I shrugged. “Oh, just listening to music.”

“Not
E Lucevan le stelle
?”

I nodded.

Chancey turned back to the controls. “I
hate
when he does that.”

Sophia was in the co-pilot's seat, with Gabby sitting on the deck beside her. Huff watched the ground whiz by from a window and lifted his arms as though he were flying.

Bat was checking his medkit. “Could use some more gauze pads and…,” he said distractedly and rubbed his eyes. “And…”

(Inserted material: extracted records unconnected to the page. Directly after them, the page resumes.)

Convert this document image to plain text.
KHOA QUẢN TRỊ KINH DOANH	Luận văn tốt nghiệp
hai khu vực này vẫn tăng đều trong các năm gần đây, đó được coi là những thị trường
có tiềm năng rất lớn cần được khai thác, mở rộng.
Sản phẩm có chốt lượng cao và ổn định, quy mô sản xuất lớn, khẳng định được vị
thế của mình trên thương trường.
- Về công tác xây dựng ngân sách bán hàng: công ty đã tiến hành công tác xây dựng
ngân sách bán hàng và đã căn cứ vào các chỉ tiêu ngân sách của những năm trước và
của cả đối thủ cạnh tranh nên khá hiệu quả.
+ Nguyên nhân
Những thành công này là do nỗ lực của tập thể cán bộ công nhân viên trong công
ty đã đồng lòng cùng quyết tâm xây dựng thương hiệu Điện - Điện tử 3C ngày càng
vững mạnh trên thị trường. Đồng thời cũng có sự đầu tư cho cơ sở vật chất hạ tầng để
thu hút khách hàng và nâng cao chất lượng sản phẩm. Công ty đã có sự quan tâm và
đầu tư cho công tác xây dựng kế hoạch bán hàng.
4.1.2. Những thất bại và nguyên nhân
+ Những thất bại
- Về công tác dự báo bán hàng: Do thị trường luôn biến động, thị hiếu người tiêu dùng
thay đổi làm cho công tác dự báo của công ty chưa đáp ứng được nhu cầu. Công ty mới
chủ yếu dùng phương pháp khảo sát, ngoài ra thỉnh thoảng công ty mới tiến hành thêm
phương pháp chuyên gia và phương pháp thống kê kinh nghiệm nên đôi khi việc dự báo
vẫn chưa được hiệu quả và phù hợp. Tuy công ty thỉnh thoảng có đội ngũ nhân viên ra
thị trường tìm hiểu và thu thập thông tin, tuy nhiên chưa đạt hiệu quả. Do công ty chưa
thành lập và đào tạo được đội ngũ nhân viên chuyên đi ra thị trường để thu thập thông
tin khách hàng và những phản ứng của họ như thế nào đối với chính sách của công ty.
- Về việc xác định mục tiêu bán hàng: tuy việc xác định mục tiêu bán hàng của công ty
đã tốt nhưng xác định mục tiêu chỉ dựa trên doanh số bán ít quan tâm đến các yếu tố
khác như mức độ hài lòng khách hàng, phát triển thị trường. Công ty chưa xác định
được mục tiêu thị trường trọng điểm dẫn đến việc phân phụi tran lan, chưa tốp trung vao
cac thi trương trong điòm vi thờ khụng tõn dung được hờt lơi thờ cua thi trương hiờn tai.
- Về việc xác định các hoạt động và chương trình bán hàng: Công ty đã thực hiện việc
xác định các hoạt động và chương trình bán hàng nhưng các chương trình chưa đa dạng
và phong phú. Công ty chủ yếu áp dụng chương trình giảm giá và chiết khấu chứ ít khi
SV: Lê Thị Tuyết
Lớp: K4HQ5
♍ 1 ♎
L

I patted his shoulder. My stomach felt knotted. Somehow, as long as our crusty leader was in command and remained steady, we could face any situation head on. We would study Joe's broad, creased features for any cracks in his emotional armor. As long as he remained a strong guiding force, we were an intact team.

But Joe seemed broken.

I'd seen this only once before, and it scared the hell out of me.

I went into the living quarters, sat across from Joe, and waited for the aria to finish.

“You drew the short straw?” he asked.

“Joe, I've got an idea.”

He stared at his wine. “What else is new?”

“Suppose I contact Spirit and ask him to relay a message to Lisa. He's done it before, from New Lithnia.”

He nodded. “If you think he'll cooperate, go for it.”

“Suppose Lisa tells her mom to call your wife, Abby, and says our SPS unit was smashed in a crash landing on Equus. We're under attack by spreading Blackroot, along with hundreds of illegal homesteaders.”

Joe shifted in his chair. “And we have two and a half days to get them off-planet or they'll be overwhelmed by the rampaging roots.”

“Sucked dryer than a corn husk,” I said and lifted my brows.

“One small point. Suppose the homesteaders refuse to go?”

“We'll have to convince them that they don't have a choice. They're here illegally. Either they board the transports or be hunted and captured by the military crews.” I sat back. “Once we're all off-planet, Spirit can destroy the bristra. I think he'd give us a short time-out if we needed it.”